Features & Columns
No need to revise the standard view of Kerouac as a tragic figure, to ignore the surfeit of drink that diluted a writer's talent. Whether he liked it or not, Kerouac was the front man for "The Beat Generation"—a marketers' wet dream of pointy beards, berets and septic (and overpriced) coffeehouses.
Thus Kerouac was often too popular to be respected, and was a pinata to be walloped by rival literary figures from John Updike to Steve Allen. Less well-known than the famous thirst is Kerouac's achievement at being an ESL writer, since he was French-speaking until deep in his childhood.

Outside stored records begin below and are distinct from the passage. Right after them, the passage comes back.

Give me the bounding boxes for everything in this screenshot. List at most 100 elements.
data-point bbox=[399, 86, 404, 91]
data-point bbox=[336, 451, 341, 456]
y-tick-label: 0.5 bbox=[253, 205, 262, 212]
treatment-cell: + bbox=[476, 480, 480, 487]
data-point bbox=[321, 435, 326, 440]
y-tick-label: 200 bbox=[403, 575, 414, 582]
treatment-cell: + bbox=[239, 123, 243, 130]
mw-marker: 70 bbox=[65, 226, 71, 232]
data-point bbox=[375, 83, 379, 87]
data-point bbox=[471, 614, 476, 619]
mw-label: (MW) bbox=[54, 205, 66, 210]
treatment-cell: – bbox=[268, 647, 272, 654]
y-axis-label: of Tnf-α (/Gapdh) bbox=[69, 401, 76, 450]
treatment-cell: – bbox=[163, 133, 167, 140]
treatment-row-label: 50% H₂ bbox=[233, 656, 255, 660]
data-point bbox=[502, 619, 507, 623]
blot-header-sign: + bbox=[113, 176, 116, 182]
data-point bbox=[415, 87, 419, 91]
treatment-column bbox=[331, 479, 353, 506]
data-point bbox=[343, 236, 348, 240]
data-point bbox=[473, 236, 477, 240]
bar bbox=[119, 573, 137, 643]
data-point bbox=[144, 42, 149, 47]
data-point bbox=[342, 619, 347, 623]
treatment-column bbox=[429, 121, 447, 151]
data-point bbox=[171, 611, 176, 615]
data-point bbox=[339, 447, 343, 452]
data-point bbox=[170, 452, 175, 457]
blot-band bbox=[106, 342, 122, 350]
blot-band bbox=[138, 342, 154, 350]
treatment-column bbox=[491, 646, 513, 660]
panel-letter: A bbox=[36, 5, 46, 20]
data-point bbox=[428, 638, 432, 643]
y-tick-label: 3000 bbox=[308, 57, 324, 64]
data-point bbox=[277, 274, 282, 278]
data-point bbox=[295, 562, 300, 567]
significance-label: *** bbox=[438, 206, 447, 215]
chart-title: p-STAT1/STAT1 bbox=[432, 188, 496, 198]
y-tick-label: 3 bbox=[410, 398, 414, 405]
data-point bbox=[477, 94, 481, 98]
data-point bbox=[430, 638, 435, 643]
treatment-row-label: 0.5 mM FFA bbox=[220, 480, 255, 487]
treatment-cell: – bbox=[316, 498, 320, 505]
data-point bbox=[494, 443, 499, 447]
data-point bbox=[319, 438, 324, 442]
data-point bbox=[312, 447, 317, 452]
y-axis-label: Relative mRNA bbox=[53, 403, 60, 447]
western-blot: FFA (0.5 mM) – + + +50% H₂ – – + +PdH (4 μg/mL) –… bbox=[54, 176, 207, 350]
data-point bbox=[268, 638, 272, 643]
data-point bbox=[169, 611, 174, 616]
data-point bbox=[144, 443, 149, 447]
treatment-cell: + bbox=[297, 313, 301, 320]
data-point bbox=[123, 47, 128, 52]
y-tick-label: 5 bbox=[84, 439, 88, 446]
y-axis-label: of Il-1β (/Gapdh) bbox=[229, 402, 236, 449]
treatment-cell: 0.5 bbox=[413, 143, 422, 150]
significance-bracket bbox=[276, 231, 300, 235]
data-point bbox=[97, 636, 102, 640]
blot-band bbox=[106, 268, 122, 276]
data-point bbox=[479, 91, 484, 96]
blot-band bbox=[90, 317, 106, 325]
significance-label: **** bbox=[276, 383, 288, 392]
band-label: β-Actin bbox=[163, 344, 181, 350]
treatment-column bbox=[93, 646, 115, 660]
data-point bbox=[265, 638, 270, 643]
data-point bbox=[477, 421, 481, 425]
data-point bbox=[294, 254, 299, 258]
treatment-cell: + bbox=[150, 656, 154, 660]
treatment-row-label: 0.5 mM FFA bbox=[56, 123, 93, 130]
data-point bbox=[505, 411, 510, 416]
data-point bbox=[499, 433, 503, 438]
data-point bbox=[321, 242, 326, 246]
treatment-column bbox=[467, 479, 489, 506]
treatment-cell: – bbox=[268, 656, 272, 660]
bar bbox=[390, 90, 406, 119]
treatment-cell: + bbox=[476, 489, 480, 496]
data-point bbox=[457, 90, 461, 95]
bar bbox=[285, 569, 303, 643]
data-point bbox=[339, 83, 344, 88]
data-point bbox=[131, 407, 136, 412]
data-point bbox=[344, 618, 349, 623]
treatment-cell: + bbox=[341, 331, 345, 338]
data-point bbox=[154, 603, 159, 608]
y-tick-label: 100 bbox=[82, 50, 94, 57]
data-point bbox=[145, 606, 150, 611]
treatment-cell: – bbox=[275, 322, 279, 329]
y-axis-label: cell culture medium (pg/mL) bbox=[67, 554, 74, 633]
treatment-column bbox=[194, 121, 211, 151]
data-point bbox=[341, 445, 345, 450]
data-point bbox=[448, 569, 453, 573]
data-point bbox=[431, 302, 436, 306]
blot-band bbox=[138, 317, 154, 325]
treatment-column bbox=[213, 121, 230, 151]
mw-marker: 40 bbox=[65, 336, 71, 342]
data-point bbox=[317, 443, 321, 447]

Happily, the film emphasizes the serious prose apprenticeship, the love for Thomas Wolfe and Marcel Proust, which preceded Kerouac's scatting and bopping in print. There are those who still those who say Kerouac's Wolfe-influenced novel The Town and the City is his best.
Kerouac's grim side was worsened by the idea that "the wrong son died," as the running joke in the movie Walk Hard has it. He was haunted by his brother's death at an early age. He was a born-again Buddhist who never shook the old-school Catholic worship of (in his words) "little lamby Jesus."
He dwelt in the shadow of his bigoted French-Canadian mother, a woman as tough as the army boots she used to make in the factory. Kerouac was a football player who dropped out, a macho with a taste for bisexual experimentation.
He was, above all, a sufferer of the typical malaise of Depression-era kids who went into the arts: the inner terror that he was, despite all the admiration and all the love, at bottom, a bum. The movie mentions Paradise's father scorning him on his deathbed for having uncalloused hands.
On The Road covers a small period in the late 1940s when Kerouac crisscrossed the United States by thumb, or more often by bus or drive-away rental: New York/Bay Area/Mexico City via Denver and New Orleans. These were the freest years in Kerouac's life, before mad fame, the final crash and the sodden last decade in Florida.